Tom Colicchio is pulling double foodie duty.
“Best New Restaurant” is Bravo’s latest addition to television’s culinary competition game — a genre in which the cabler has found much success with “Top Chef” — and Colicchio is hosting, all while judging “Chef’s” 12th season, which is currently heating up in Boston.
“It’s going to be very different,” Colicchio tells Variety of the series (premieres tonight, 10/9c), which breaks into the restaurant biz. “‘Top Chef’ is a food competition, and as a judge on that show, that’s all we focus on. With ‘Best New Restaurant,’ it’s about the entire restaurant experience — obviously food, but also service and hospitality and design and how well they execute their plan.”
Though the show is an expansion of the cabler’s food palate, it’s actually a take on Gordon Ramsay’s U.K. series, titled “Ramsay’s Best Restaurant.”
Ramsay serves as an exec producer on Bravo’s adaptation, but he and Colicchio have never actually met. (Colicchio also admits he’ll take a different hosting approach. “I don’t yell,” he says with a laugh.)
Colicchio tells Variety more about his new series.
Was “Best New Restaurant” influenced by “Top Chef’s” popular segment, Restaurant Wars?
I don’t know because I don’t know if when Gordon [Ramsay] did the original show, he was influenced by Restaurant Wars — I’ve never had that conversation with him. But clearly, there are shades of Restaurant Wars. It is a fan favorite. The comparisons are going to be there because there are challenges similar to Restaurant Wars, and you’ll see how professionals with their team, how difficult it is for them. I think it gives you even a greater appreciation for ‘Top Chef.’
Everyone has been a diner, but not everyone is a chef. Will viewers relate to “BNR” even more than “Top Chef?”
I think there are plenty of people out there who go to restaurants, obviously, but want to understand how restaurants work, but a lot of people also think that it would be great to be a restaurateur — it’s like a party every night! No, it’s not. So I think the viewer will get a pretty good idea of what really happens behind the scenes in restaurants. It’s like the next level.
You said it’s the “next level.” Do you think other networks will mirror the restaurant game in their next food competition series?
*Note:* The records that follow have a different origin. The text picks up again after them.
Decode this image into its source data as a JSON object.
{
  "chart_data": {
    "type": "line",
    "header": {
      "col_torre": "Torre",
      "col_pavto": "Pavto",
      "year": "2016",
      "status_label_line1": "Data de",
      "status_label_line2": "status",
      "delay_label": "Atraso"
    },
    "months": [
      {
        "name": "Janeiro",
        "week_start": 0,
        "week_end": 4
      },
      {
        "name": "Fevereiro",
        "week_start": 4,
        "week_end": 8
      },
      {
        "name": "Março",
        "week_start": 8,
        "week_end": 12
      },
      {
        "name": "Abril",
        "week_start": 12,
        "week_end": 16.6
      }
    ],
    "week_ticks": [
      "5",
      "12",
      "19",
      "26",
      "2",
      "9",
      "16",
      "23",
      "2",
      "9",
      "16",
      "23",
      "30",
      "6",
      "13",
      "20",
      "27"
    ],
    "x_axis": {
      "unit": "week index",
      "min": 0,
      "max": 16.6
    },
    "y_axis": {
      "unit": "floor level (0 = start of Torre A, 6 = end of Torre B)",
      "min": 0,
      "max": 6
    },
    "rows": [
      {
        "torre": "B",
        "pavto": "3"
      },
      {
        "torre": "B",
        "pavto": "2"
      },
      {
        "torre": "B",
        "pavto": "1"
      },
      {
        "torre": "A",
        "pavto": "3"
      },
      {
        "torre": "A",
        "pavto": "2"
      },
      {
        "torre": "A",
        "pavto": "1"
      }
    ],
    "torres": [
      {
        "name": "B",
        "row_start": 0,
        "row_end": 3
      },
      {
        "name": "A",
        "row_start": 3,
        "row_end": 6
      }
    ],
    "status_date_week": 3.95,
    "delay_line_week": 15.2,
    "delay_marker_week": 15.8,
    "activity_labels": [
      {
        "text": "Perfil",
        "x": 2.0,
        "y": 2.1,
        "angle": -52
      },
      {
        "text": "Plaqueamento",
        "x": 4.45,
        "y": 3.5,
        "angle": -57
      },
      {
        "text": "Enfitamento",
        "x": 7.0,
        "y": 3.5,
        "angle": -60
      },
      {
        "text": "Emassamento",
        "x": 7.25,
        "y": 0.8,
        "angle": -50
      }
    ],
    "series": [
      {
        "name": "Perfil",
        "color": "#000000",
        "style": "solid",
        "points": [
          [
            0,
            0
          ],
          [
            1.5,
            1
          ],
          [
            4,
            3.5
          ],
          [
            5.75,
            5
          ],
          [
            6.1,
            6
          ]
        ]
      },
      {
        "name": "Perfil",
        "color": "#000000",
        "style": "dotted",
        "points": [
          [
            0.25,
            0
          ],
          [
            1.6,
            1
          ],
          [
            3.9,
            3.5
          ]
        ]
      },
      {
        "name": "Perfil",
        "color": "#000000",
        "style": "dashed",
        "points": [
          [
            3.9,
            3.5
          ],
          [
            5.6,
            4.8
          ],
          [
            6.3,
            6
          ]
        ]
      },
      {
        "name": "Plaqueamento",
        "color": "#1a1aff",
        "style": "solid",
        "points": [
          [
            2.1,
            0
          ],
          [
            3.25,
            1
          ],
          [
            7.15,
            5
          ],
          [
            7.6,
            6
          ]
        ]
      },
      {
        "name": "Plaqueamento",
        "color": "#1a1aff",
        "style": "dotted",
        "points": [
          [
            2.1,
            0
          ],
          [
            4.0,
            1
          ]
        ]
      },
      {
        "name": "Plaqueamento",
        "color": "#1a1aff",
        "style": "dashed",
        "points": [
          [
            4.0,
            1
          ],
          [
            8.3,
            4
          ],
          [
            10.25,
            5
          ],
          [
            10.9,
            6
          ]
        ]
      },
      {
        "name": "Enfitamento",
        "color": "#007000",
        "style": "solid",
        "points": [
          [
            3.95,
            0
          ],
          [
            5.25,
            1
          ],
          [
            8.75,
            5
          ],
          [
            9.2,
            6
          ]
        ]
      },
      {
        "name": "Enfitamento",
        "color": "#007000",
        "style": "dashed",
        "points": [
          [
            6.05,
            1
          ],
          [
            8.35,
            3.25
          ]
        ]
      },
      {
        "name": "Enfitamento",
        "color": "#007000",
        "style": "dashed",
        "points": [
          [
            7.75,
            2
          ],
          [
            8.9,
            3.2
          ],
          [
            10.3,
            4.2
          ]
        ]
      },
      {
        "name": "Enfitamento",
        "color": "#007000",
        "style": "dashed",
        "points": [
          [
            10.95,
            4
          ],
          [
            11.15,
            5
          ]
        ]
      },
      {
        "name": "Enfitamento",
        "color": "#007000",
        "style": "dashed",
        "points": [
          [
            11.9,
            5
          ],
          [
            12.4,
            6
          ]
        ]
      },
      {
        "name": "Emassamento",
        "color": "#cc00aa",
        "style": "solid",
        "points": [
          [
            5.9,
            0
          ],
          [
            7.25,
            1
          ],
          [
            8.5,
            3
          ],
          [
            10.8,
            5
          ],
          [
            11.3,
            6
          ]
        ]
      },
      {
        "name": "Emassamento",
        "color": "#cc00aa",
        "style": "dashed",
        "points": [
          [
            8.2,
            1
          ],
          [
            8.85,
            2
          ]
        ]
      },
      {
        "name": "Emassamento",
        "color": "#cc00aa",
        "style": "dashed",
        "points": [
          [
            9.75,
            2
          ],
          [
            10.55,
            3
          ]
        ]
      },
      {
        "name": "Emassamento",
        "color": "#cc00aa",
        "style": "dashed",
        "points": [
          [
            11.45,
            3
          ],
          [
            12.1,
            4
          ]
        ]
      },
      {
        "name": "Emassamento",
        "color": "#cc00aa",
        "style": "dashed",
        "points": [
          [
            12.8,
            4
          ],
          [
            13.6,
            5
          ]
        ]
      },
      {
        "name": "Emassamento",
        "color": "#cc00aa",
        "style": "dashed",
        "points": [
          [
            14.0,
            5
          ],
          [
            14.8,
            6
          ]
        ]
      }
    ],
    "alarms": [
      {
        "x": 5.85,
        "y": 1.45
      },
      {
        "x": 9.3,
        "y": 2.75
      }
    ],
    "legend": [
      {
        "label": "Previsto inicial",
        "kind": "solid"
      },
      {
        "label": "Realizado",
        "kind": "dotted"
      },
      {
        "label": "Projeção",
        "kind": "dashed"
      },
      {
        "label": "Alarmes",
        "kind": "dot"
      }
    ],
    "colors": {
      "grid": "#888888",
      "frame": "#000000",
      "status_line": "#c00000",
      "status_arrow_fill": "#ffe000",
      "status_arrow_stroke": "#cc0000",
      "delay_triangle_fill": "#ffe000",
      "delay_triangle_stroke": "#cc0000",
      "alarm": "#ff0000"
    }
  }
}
Well, probably. There are other programs — like on CNBC [“Restaurant Startup”] but that’s more about funding the concept. Although this was a show in the UK and that’s why [Ramsay] is the EP on this, I suspect that there will be some other copycats.
How is it different being a host, after being a judge for so long?
It’s a very different show. Even though it’s clearly a competition, I was kind of standing back and observing ‘Top Chef,’ since we’re not aloud to interact with the chefs at all, unless we’re on camera, whereas with this, I was with the restaurant chefs a lot. We built up a rapport because these are real restaurants. I’m still myself, I’m not an actor, I only know how to be myself, but there’s a bit of a different relationship because I am spending more time with them and because I’ve opened up enough restaurants to know what they’re going through. I sort of empathize. It’s less standoffish. I’m more on their side, as opposed to stepping back and judging.
What is the judging criteria on the show?
We’re judging these restaurants on what they’re doing — not what I would have done. People bring all different ideas to how they want to run a restaurant. Obviously, there are financial reasons why people do certain things. You can see sometimes when a restaurant is understaffed, but maybe they can’t afford a large staff. There are the economics of keeping a business. You can’t look at everything and say there’s a cookie cutter way to do things.
What have you found to be the most important part of a restaurant from the customer’s perspective?
Hospitality without a doubt. A restaurant that seems to really care about you and they want to make you happy. On the wall of my office, it’s a white wall with red lettering, it says ‘make people happy.’ Food can make people happy. Everything has to work — food, service, hospitality — and service and hospitality are different. You have restaurants where the service is correct, the food gets there on time and they’re doing all the right things. They’re pouring wine right, but it’s stuffy and no one’s smiling and no one seems happy. To me, that’s it. How are you feeling when you’re walking out the door? It’s like when you see a movie.